Still I worried. This is not like me. I had pins and needles all up my legs and I kept jiggling them to still the sensation, so I could get some sleep. I had just started working out with a personal trainer this past week. She asked me how I sleep. I told her I sleep hard generally. Was that it?  All that stimulation has got my circulation going. It was no wonder I couldn’t sleep. I had a two hour drive to get there, but being LA, I would give myself an extra hour to offset accident delays on the road etc. So the alarm is set for 5 am, but I didn’t get to bed until 2:30 or was it 3?  Do I even bother trying to sleep, sometimes that makes me tireder?  No excuses!  In this business, there are no acceptable excuses. The show must go on!

So when I went up for him to sign his book, I jabbered. I sunk into “the hole” I dug once before. It seemed like a hole because I noticed that with everyone else he asked, what do you do? He didn’t ask me. Me, I had to make conversation and it was horrid, he responded tersely, not amicably nor did he ask questions back like he did the others before me.  It was like, “Next!”.  I knew I was dressed well. I bathed before going. What was it?

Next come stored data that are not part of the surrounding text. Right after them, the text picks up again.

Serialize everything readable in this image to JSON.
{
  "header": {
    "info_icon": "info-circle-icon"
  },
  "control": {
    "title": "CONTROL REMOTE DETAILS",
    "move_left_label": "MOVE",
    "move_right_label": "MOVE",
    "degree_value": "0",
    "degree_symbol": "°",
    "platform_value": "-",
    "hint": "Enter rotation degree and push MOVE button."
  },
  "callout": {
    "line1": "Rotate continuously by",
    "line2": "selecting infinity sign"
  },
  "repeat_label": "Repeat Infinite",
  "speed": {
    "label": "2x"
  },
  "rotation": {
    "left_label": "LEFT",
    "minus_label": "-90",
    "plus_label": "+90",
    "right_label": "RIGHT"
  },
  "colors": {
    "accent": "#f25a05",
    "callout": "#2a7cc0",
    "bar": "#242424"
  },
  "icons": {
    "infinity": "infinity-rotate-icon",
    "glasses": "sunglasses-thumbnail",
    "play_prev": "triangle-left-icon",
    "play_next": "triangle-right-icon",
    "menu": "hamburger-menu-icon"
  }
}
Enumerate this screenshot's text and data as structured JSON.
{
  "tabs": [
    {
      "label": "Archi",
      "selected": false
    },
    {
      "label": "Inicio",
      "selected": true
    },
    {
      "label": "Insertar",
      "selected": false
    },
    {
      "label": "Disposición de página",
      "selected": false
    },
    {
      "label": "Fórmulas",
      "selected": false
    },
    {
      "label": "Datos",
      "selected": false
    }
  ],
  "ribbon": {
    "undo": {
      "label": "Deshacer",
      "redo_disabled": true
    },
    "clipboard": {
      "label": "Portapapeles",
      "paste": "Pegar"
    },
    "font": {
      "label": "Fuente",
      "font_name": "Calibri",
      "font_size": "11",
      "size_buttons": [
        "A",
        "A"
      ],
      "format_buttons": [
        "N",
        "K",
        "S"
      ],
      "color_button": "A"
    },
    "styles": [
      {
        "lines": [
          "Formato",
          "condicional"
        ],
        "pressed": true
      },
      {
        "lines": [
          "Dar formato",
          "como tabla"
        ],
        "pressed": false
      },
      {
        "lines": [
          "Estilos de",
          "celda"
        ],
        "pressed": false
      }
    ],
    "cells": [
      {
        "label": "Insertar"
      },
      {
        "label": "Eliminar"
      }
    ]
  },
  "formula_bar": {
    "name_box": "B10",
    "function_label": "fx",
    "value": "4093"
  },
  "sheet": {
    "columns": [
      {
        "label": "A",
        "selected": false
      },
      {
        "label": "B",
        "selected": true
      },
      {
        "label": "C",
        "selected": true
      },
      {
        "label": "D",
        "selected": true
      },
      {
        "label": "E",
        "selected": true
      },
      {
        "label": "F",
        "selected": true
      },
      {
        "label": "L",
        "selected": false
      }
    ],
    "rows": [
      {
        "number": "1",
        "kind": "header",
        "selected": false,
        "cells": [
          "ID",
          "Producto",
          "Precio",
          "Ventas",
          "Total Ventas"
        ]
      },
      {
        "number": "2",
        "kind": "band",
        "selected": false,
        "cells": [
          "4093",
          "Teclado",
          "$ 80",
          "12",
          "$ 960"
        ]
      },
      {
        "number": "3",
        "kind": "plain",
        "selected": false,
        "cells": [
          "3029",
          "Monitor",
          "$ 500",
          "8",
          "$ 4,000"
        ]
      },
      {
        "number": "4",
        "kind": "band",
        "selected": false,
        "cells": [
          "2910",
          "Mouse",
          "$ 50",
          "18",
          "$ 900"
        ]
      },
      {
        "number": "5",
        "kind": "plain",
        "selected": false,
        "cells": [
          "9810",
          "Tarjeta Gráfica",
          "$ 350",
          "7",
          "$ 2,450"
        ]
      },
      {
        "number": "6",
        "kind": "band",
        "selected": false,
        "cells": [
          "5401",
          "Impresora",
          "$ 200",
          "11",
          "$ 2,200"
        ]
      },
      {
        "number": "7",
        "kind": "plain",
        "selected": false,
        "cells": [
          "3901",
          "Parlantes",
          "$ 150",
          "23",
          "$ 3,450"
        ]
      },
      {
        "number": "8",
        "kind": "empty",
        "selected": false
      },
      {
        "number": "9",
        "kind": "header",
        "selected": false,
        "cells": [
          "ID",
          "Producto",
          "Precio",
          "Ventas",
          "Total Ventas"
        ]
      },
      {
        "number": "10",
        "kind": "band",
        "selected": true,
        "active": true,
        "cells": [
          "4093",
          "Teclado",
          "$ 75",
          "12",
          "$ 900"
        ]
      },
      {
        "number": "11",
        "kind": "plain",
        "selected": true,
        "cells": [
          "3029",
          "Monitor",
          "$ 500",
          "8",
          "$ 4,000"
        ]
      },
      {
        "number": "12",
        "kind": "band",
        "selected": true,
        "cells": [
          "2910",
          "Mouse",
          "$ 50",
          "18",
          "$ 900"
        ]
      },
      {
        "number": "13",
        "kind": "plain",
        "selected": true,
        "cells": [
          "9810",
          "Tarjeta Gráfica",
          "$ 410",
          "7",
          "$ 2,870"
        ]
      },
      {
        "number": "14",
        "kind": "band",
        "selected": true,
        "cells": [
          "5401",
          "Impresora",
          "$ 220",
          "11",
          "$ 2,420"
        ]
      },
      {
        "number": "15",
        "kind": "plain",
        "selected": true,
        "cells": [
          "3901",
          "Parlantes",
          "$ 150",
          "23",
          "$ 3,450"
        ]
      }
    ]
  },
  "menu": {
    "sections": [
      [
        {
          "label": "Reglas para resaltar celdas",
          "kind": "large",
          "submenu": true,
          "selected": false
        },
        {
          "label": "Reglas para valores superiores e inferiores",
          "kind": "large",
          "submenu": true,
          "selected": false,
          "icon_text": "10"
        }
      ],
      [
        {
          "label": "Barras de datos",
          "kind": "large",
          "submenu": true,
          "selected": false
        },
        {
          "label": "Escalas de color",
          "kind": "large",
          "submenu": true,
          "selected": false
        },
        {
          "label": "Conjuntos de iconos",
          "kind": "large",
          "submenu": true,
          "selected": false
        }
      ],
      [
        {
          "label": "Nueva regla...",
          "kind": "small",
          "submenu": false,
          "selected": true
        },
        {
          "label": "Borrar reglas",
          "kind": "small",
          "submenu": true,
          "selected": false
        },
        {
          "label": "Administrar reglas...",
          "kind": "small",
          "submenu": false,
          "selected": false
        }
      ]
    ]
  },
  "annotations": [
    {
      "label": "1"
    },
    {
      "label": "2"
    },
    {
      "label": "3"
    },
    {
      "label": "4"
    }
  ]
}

For two days I stewed about whether this was for me.  Can I survive? I know there will be more people like that, but it obviously would not be them I’d be working with. The self talk was incessant. I didn’t have this problem at the pitch fest and everyone I spoke with loved my pitch. So why this time? Then I remembered that one of my dearest friends in Hollywood was someone I had had a rough start with. We eventually became fast friends and when I moved back to California, she demanded she be the first person I would call and visit and she was.

What I do know is I need to get back in there and not give up. I’ve got a lot going against me and age is the biggie and everyone tells you that. What has stood out and is certainly relevant to me is, if something gives you trouble, keep putting yourself out there until it’s no longer a problem. What I have going for me is the texture and color I can bring into my work that comes from life’s experiences.  So, here I go again.  I’m going to another workshop with people in the business and let’s hope I do better this time.

As they say in Italian, salute! Cheers!